In 2010, Basford filed an “inverse condemnation" lawsuit. In the lawsuit, he did not seek compensation for any loss in value of the land itself, but instead for the loss of the improvements he had made (including a “breeding barn, a gestation barn where the gestation crates that were banned by the amendment were used, a farrowing barn with farrowing crates, two finishing barns, a feedmill and shelter equipped for storing and mixing feed, a lab/office with equipment for artificial insemination, four water wells with pumps to serve the barns and feedmill, clay lagoons for waste disposal, and a metal chute with hydraulic cylinders for lifting pigs into trailers for transport to market”).
Last week, the First District Court of Appeal, in a 2-1 decision, upheld Jackson County Circuit Judge John Fishel’s ruling in Basford’s favor. That opinion said Basford's operation “depended on raising a high volume of pigs for market, and his improvements were designed for that purpose.”
Further, the court relied on the trial judge’s acceptance of “Basford’s “testimony that his barns could not be used for any purpose other than raising pigs and that the wells and feedmill had no other practical purpose or use. The state offered no evidence below to refute (Basford's) testimony on alternative uses of the improvements. Nor has it argued on appeal that the improvements had any other purpose or that Basford could have converted to another type of pig-raising operation.”
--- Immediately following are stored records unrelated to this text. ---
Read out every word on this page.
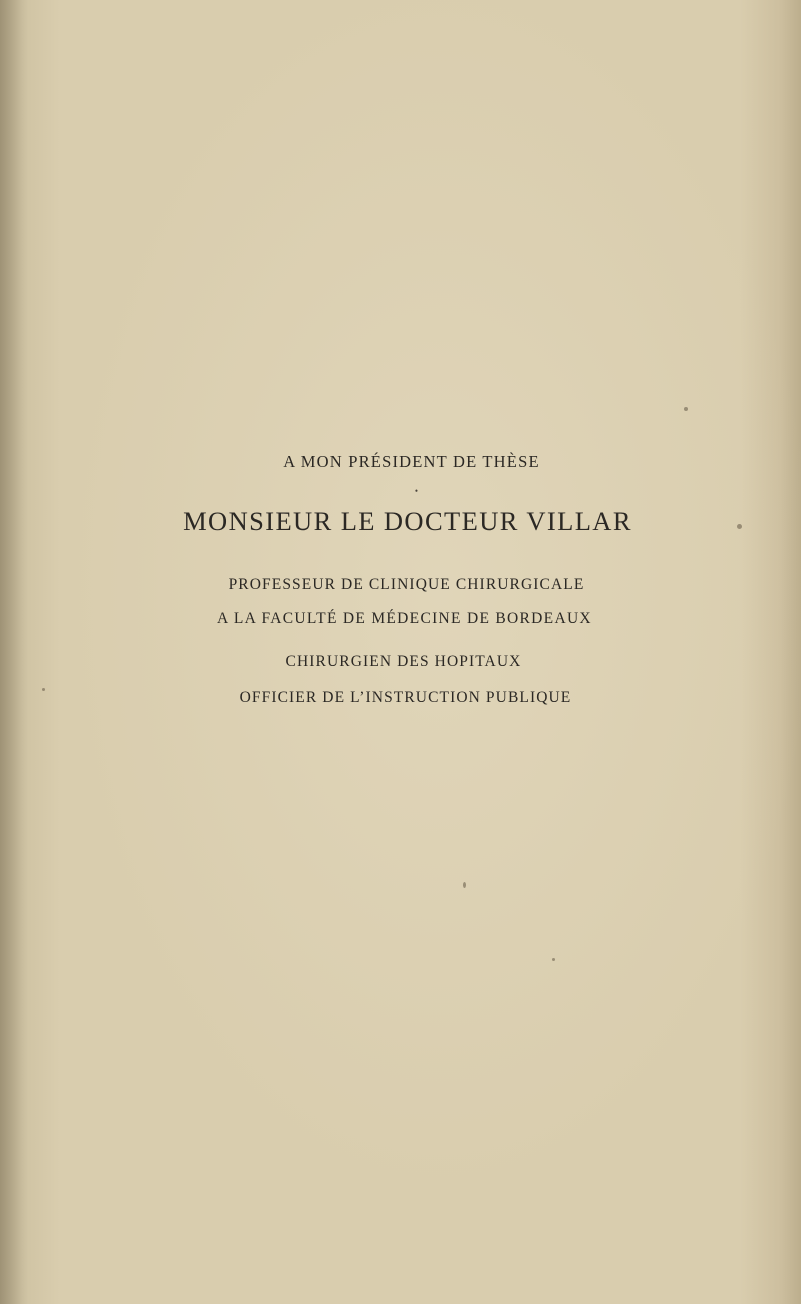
A MON PRÉSIDENT DE THÈSE
•
MONSIEUR LE DOCTEUR VILLAR
PROFESSEUR DE CLINIQUE CHIRURGICALE
A LA FACULTÉ DE MÉDECINE DE BORDEAUX
CHIRURGIEN DES HOPITAUX
OFFICIER DE L’INSTRUCTION PUBLIQUE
However, dissenting judge Phil Padovano argued that “Basford didn't deserve compensation because his hog farm consisted of just four acres on a 318-acre farm. ‘We are obligated to evaluate the plaintiff's claim based on the effect this new constitutional provision had on the entire parcel of land, not just one structure on the land, or several acres of the land,’ Padovano wrote.”
The award of $505,000 plus interest was calculated based on the inability to use the improvements after November 2008, when the 2002 amendment took effect. A spokeswoman for the state attorney said that they are reviewing the ruling.